TikTok isn't the next YouTube

2020, Jun 05    

It’s hard to build video apps, especially when your users decide to upload 10 hour long repeats of the same 1.5 second clip. Storage costs might be going down, but bandwidth and serving is a real bottleneck, and you’re trapped in a bit of an arms race with your users as you expand capacity. Yes, your users are your worst denial-of-service attack. But a few things work to your advantage. Videos tend to go viral within specific geos - The Phillippines will have a different set of viral videos than Indonesia, for example. Most users who come to your service will be looking for the same videos, in fact, a single-digit percentage of the overall video corpus is accessed more than a few times. The distribution is crazy Zipfian.

But the costs of video upload, download, processing and storage are truly astronomical. If you get through all of those, the ISPs will certainly start breathing down your neck, so your best bet is to do what Google, Amazon, Netflix and all the CDNs did - get yourself a peering agreement. Once you have a peering agreement with most of the world’s ISPs, you have to build a cache that will store the most popular videos in your edge network.
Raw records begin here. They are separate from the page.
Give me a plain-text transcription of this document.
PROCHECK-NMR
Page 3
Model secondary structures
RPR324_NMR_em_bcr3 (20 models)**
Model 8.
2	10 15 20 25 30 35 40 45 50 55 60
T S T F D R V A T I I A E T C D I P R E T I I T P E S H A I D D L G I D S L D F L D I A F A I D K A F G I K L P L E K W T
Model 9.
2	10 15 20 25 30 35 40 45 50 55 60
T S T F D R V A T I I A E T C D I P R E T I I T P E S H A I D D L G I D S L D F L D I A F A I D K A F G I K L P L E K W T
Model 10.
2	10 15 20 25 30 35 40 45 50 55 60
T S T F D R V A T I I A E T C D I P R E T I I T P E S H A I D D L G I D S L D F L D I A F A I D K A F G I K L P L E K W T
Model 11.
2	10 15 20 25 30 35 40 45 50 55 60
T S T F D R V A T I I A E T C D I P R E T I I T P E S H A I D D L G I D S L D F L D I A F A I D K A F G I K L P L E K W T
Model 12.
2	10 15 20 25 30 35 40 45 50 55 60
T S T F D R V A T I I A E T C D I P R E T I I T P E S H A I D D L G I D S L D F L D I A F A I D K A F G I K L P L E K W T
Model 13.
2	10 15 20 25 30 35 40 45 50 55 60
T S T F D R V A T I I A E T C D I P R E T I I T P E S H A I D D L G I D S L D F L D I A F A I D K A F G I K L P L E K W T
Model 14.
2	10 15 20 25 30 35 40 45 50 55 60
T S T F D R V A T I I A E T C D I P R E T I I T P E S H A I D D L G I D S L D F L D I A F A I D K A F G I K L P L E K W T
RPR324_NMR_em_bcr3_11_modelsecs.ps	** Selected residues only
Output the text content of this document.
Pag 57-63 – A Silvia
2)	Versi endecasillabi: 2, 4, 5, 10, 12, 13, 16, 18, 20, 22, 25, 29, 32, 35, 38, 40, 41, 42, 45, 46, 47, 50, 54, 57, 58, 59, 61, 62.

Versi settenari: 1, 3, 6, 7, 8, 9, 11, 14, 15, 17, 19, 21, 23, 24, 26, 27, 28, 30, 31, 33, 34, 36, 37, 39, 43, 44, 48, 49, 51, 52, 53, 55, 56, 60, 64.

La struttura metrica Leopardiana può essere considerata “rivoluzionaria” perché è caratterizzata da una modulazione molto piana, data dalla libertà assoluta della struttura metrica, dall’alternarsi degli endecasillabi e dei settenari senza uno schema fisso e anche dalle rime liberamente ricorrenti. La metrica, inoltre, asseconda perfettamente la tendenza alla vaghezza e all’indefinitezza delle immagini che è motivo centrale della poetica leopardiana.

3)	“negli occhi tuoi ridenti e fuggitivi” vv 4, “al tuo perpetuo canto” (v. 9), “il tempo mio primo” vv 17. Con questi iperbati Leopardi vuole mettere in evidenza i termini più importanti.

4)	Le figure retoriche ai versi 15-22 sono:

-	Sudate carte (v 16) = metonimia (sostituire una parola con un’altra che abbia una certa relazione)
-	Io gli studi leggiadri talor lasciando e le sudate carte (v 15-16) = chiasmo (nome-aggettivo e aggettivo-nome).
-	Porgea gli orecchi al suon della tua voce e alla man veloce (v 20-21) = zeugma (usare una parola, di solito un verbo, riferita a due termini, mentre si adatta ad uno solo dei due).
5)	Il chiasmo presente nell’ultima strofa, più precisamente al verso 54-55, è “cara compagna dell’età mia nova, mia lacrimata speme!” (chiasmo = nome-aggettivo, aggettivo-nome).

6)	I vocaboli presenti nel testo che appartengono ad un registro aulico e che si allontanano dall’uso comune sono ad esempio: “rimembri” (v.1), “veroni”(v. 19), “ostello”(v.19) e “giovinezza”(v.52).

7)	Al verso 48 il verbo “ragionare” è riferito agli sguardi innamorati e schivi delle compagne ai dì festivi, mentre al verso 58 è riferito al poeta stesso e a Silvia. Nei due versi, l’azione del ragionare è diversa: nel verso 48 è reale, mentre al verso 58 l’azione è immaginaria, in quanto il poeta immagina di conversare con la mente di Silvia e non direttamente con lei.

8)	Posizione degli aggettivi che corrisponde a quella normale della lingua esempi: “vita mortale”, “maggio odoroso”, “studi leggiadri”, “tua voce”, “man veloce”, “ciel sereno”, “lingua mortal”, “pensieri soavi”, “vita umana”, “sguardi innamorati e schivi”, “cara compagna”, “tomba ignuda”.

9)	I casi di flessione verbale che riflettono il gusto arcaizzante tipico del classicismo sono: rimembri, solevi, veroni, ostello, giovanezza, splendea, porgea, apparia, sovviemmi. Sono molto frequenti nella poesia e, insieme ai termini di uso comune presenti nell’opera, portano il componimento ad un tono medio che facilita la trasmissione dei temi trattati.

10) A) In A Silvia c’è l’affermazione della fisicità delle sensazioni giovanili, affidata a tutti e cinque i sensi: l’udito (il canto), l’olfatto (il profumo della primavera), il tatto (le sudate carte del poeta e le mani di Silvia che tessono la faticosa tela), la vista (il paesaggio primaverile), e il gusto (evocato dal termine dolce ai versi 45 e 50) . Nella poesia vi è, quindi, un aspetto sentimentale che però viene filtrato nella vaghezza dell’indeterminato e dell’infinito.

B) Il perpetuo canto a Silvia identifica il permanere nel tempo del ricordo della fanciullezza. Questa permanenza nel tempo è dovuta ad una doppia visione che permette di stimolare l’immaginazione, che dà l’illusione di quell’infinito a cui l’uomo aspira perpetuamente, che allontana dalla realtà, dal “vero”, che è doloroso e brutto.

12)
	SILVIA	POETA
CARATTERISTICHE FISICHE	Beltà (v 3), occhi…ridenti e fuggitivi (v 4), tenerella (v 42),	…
TikTok did something very clever here - templatized (easier for compression - you can take the audio track out), mobile-only, short videos that are heavy on virality and trending. They’ve reduced the size and scope of the technical problem with some product hacks. The user experience works really well - you never notice any jitter to load the next video on the app - but it is a far cry from being able to search for specific content. It is a browsy app - meant to suck you in and get massive engagement via visual candy - smooth transitions, well-shot videos, short entertaining content. That’s not to say that what they’re doing isn’t incredibly hard! But it is a different problem altogether than the one that Google/YouTube is trying to solve.

Personally, I don’t see a world where TikTok ever takes over YouTube in terms of capability. In terms of revenue, that’s entirely possible. I know certain things about YouTube that are probably best left unsaid without checking the exact terms of my NDA with Google, but I doubt YouTube is very worried about TikTok in the near or long-term, there are lots of other issues for them to face.